After photographing the glaciers on the Ugandan side (and carefully noting their GPS co-ordinates and a bearing, as he does for each image), Thymann and the team set out to cross the border. Using the trail from an outdated topographical map from the 1980s overlaid onto a modern GPS, they forged a path into the Congo. After hours of often laborious trekking and hacking through foliage, the team finally emerged to a view of the range’s Western slopes.

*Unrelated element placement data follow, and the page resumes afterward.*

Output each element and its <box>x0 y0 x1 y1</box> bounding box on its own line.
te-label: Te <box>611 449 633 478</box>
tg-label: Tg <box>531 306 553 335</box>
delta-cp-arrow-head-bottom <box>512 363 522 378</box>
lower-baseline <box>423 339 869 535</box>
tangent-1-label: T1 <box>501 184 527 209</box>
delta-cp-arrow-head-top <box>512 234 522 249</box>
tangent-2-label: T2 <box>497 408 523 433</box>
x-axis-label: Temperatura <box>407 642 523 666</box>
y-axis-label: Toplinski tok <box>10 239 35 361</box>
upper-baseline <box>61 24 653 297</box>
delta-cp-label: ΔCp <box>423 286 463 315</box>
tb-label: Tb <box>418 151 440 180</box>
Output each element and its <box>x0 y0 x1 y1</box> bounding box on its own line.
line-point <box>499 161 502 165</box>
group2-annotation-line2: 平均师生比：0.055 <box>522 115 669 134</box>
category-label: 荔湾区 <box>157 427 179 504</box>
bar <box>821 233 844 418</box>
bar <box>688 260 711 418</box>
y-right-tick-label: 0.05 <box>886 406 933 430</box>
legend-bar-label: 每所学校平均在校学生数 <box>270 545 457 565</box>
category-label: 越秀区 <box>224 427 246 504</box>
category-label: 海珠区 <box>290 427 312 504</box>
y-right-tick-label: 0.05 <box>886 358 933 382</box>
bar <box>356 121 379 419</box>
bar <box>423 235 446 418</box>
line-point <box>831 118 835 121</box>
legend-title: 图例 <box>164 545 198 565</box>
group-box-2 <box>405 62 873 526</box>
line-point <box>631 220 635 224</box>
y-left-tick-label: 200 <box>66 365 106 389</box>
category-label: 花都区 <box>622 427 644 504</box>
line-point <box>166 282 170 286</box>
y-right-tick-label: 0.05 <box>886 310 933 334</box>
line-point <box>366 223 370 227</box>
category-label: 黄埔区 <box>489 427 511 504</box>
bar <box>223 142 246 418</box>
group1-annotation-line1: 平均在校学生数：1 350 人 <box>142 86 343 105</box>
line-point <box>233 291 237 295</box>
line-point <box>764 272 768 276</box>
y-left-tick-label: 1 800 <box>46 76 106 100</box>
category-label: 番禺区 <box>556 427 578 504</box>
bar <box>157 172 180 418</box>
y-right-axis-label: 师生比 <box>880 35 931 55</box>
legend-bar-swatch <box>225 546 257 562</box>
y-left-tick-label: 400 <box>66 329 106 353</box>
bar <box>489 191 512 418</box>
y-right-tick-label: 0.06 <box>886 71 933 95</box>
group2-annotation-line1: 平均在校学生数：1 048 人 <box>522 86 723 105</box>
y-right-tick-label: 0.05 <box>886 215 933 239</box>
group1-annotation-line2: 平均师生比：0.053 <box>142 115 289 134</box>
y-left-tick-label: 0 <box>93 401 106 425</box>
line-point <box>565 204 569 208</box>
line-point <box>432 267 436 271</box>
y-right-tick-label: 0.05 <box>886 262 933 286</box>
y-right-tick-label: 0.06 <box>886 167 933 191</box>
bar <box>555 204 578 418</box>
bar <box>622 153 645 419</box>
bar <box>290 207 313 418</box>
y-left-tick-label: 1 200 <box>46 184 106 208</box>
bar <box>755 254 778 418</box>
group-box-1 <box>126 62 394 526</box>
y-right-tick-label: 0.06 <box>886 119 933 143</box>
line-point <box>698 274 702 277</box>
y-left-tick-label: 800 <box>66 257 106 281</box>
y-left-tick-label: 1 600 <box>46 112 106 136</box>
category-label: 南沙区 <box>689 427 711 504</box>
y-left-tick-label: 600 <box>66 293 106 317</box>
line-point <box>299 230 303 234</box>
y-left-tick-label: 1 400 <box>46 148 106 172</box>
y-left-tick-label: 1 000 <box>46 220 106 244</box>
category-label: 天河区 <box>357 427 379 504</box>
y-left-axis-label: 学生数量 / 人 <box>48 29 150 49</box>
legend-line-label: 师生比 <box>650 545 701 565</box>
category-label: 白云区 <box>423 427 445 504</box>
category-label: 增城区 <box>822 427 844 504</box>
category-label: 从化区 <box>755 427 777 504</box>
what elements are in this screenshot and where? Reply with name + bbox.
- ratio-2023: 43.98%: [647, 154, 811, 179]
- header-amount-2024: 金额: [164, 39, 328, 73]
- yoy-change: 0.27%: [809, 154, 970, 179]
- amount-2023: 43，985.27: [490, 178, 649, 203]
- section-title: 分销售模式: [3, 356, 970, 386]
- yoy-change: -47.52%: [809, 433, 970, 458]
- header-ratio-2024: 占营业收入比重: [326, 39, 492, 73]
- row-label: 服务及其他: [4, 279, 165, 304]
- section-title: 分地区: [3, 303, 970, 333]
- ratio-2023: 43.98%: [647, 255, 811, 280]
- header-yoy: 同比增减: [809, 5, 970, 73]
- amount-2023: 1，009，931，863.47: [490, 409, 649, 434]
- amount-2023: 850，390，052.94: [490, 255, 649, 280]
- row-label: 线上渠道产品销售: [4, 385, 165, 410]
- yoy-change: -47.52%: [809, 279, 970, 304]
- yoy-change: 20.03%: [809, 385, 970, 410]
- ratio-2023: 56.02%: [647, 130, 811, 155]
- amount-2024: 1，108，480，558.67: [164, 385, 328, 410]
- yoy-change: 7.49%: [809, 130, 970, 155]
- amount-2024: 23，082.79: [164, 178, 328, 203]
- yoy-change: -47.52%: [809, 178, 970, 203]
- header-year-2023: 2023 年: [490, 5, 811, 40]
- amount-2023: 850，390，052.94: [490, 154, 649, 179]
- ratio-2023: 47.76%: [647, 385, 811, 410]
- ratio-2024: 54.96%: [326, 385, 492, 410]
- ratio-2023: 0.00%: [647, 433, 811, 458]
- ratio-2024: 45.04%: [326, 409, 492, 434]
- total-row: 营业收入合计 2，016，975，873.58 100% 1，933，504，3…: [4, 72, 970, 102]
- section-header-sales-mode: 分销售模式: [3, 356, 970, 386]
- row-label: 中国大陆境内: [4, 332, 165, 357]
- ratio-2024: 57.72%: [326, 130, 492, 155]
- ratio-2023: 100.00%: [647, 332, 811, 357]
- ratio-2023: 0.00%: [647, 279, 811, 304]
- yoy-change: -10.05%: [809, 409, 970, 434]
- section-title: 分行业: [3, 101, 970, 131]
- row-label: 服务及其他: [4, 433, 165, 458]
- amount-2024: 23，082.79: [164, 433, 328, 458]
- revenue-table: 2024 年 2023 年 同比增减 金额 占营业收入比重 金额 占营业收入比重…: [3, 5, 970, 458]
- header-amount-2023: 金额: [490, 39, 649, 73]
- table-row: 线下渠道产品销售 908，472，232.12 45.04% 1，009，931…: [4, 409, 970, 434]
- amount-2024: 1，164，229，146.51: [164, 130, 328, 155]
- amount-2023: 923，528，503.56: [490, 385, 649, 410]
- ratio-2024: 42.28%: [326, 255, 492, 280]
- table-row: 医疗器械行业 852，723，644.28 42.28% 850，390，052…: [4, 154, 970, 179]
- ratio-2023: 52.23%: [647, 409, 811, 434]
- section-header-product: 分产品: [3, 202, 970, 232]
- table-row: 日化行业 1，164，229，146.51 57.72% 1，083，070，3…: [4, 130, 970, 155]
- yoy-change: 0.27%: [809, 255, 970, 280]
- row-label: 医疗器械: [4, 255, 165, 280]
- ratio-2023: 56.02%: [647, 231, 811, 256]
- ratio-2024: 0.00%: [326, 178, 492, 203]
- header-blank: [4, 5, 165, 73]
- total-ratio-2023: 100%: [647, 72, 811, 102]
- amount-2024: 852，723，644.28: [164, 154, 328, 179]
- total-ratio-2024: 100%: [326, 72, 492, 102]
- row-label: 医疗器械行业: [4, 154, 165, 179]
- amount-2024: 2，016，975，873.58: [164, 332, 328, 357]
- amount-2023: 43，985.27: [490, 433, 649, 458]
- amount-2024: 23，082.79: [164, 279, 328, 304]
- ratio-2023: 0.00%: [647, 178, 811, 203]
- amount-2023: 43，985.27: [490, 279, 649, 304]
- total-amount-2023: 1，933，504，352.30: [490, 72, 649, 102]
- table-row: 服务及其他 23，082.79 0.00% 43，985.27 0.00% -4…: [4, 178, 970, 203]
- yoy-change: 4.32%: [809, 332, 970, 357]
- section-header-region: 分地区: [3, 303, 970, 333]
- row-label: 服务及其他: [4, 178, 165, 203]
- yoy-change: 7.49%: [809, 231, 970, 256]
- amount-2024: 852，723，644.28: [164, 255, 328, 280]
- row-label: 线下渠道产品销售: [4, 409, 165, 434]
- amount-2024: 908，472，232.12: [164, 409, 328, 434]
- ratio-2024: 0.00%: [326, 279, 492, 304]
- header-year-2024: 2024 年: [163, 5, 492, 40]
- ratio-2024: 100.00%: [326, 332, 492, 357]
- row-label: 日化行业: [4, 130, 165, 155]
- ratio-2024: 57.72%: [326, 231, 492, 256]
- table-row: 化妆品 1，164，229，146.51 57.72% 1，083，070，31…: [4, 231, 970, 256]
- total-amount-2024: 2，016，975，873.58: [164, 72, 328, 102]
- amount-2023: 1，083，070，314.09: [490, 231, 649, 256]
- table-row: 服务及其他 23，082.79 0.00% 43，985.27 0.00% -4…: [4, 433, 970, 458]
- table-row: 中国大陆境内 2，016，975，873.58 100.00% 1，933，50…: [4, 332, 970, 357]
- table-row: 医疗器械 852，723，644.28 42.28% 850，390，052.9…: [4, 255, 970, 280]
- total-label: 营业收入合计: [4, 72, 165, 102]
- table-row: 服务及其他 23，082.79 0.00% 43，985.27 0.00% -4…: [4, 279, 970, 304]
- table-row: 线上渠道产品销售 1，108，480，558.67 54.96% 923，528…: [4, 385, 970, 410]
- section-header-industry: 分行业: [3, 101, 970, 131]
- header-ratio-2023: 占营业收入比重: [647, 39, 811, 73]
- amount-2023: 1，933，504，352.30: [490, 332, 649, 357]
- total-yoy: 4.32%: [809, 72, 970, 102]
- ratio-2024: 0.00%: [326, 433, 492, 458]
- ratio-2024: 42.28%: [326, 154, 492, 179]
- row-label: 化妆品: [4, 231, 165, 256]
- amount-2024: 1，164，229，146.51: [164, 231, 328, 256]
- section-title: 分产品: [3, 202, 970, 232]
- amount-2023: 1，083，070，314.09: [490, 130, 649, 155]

“Seeing these glaciers, as possibly the first people to see them in decades, was a special moment,” says Thymann. “Instead of just documentation, the expedition became one of exploration and discovery. We started Project Pressure as an art and public awareness project, but the more we talk to scientists the more we’re realising that these images can provide a valuable source of data for researchers, especially in places where such data is scarce.”

Project Pressure
Project Pressure

Having already visited Montana and Alaska in the US, plus Argentina, Ecuador, Switzerland, Spain, Greenland and Nepal, the project’s expedition phase is now well on its way to completion. Once Papua New Guinea, Bolivia, Kamchatka and a handful of other sites have been documented, the photographs will form a touring exhibition and, alongside images from NASA, a global glacier atlas. Perhaps most exciting for those inspired to follow in Thymann’s footsteps will an interactive online tool, where members of the public will be able to upload and compare their images, building a valuable timeline of these fragile white spaces.